Ginther has long acknowledged the Columbus police department has a problem with institutional racism and has taken steps to correct it, including demoting the police chief who was in charge of the department during last summer’s protests. Ginther also won passage of a referendum during last year’s elections that would create a civilian review board to investigate complaints against officers. The city also recently adopted a law that would require officers to activate body cameras during any enforcement action. And Ginther also ordered the police to rein in their use of tear gas during protests, though the court found that order was insufficient.

In an interview, Ginther acknowledged that reforming the police department is an uphill battle.

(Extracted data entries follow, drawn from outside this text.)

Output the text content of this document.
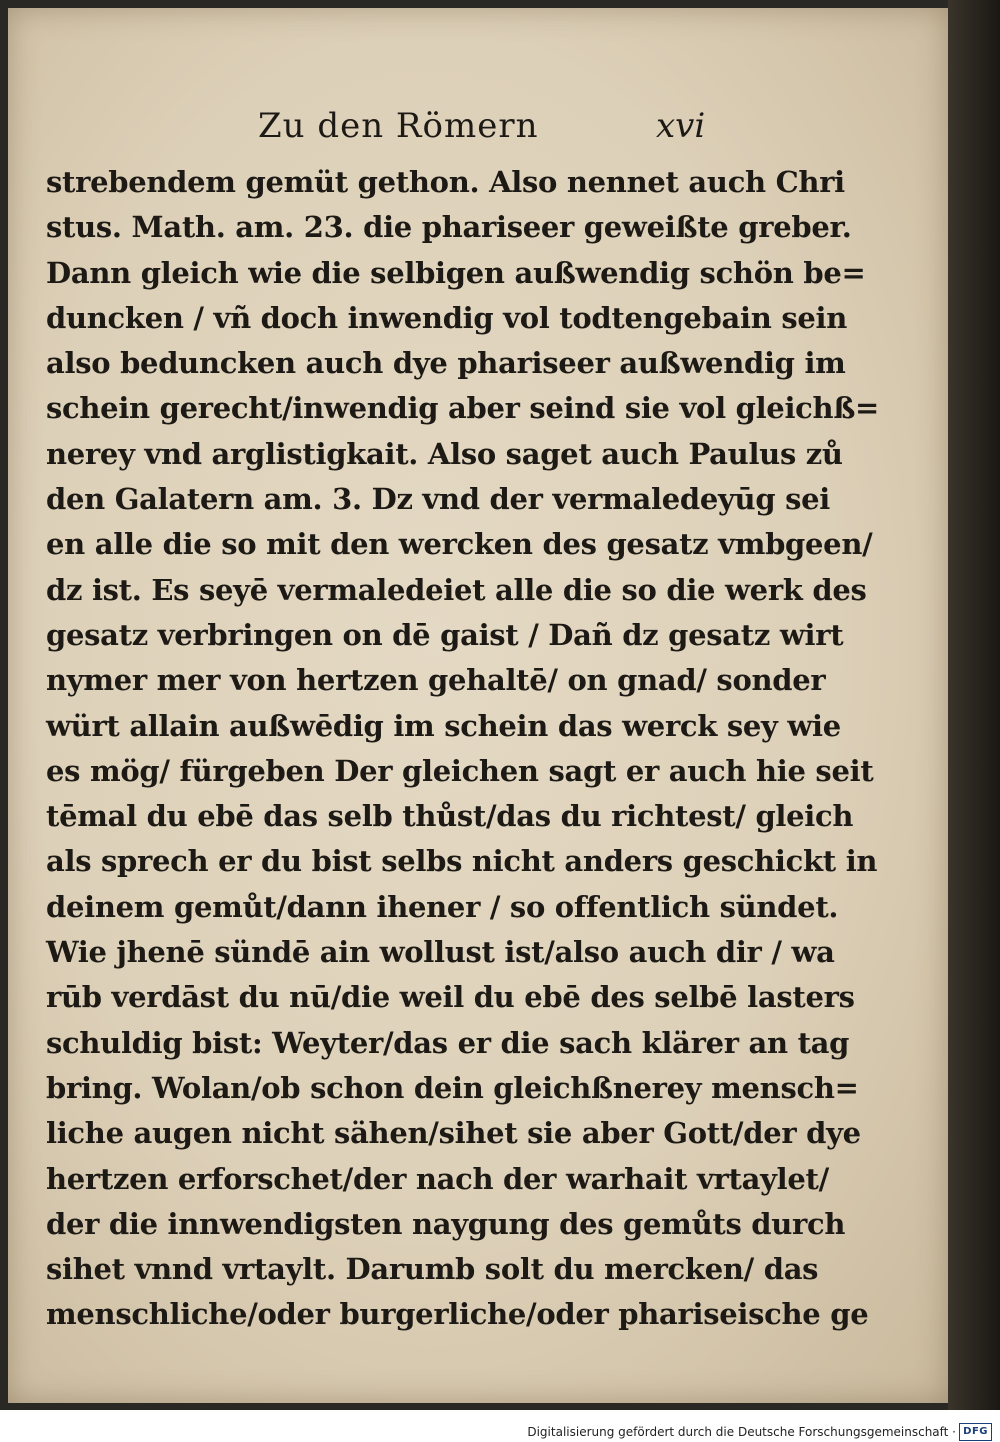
Zu den Römern	xvi
strebendem gemüt gethon. Also nennet auch Chri
stus. Math. am. 23. die phariseer geweißte greber.
Dann gleich wie die selbigen außwendig schön be=
duncken / vñ doch inwendig vol todtengebain sein
also beduncken auch dye phariseer außwendig im
schein gerecht/inwendig aber seind sie vol gleichß=
nerey vnd arglistigkait. Also saget auch Paulus zů
den Galatern am. 3. Dz vnd der vermaledeyūg sei
en alle die so mit den wercken des gesatz vmbgeen/
dz ist. Es seyē vermaledeiet alle die so die werk des
gesatz verbringen on dē gaist / Dañ dz gesatz wirt
nymer mer von hertzen gehaltē/ on gnad/ sonder
würt allain außwēdig im schein das werck sey wie
es mög/ fürgeben Der gleichen sagt er auch hie seit
tēmal du ebē das selb thůst/das du richtest/ gleich
als sprech er du bist selbs nicht anders geschickt in
deinem gemůt/dann ihener / so offentlich sündet.
Wie jhenē sündē ain wollust ist/also auch dir / wa
rūb verdāst du nū/die weil du ebē des selbē lasters
schuldig bist: Weyter/das er die sach klärer an tag
bring. Wolan/ob schon dein gleichßnerey mensch=
liche augen nicht sähen/sihet sie aber Gott/der dye
hertzen erforschet/der nach der warhait vrtaylet/
der die innwendigsten naygung des gemůts durch
sihet vnnd vrtaylt. Darumb solt du mercken/ das
menschliche/oder burgerliche/oder phariseische ge
Digitalisierung gefördert durch die Deutsche Forschungsgemeinschaft · DFG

“Culture eats strategy for breakfast every day. And so no matter what kind of strategy and plan we had, the culture had to change,” Ginther said. The local Fraternal Order of Police, Ginther said, has “opposed me on every form of reforms.”

“It's an organization that has fought change and reform historically, and the community is demanding change and reform. And so the FOP is going to have to decide whether or not they're going to stand with the community or be opposed to the community.”

Since the most recent officer shooting of a Black citizen, Ginther has invited the DOJ to open an investigation into his own police department. The inquiry is necessary, Ginther wrote in the letter requesting federal intervention, because “the City has been met with fierce opposition from leadership within the Columbus Division of police.”

“It has become clear we will not be able to affect the rapid, significant and sustainable change we all desire and demand without different levers of power,” he wrote.

The local FOP, Capital City Lodge #9, did not respond to requests for comment. But the union has petitioned to intervene in Alsaada, opposing changes to the use of less-lethal weapons against non-violent protesters, because this “would dramatically affect and alter the terms and conditions of employment” under the contract with the city. The FOP’s motion to intervene says the union is particularly concerned about protecting “several important provisions that ensure the health and safety of law enforcement officers while they are on duty.”

Protesting near police in Columbus, Ohio

A protester front of a row of police in downtown Columbus in May, 2020. (Photo by Matthew Hatcher/Getty Images)

The city of Columbus has not decided whether it will challenge Marbley’s order, according to a statement from Columbus City Attorney Zach Klein, but Klein said, “We respect Judge Marbley’s decision and agree with the need for changing the way police handle First Amendment-protected protests.”

But even if the city doesn’t fight the order, the FOP could. At the same time Marbley issued his judgment against the Columbus police, he also granted the FOP’s request to intervene in the case.

Whatever the final outcome in Columbus, it seems clear that this type of litigation will become more common. Even now, nearly a year since George Floyd was murdered in Minneapolis, new cases are still being filed connected to police use of force during the protests that followed.

“These claims are becoming much more widespread across the country because police violence is becoming much more widespread across the country,” said Amanda Ghannam, an attorney representing protesters in Detroit. All across the country, “we see the police sort of using the same tactics, the same techniques, the same equipment, the same weaponry.”

And this litigation will continue, said Ghannam’s co-counsel, Jack Schulz, until police themselves recognize the need for reform.

“I think there's really no resolution without the police identifying that there is an institutional problem going on and exhibiting any willingness to change their ways,” Schulz said. “I don't know that they're ready to do that.”

J. Lester Feder is a freelance journalist and 2020-2021 Knight-Wallace Reporting Fellow at the University of Michigan.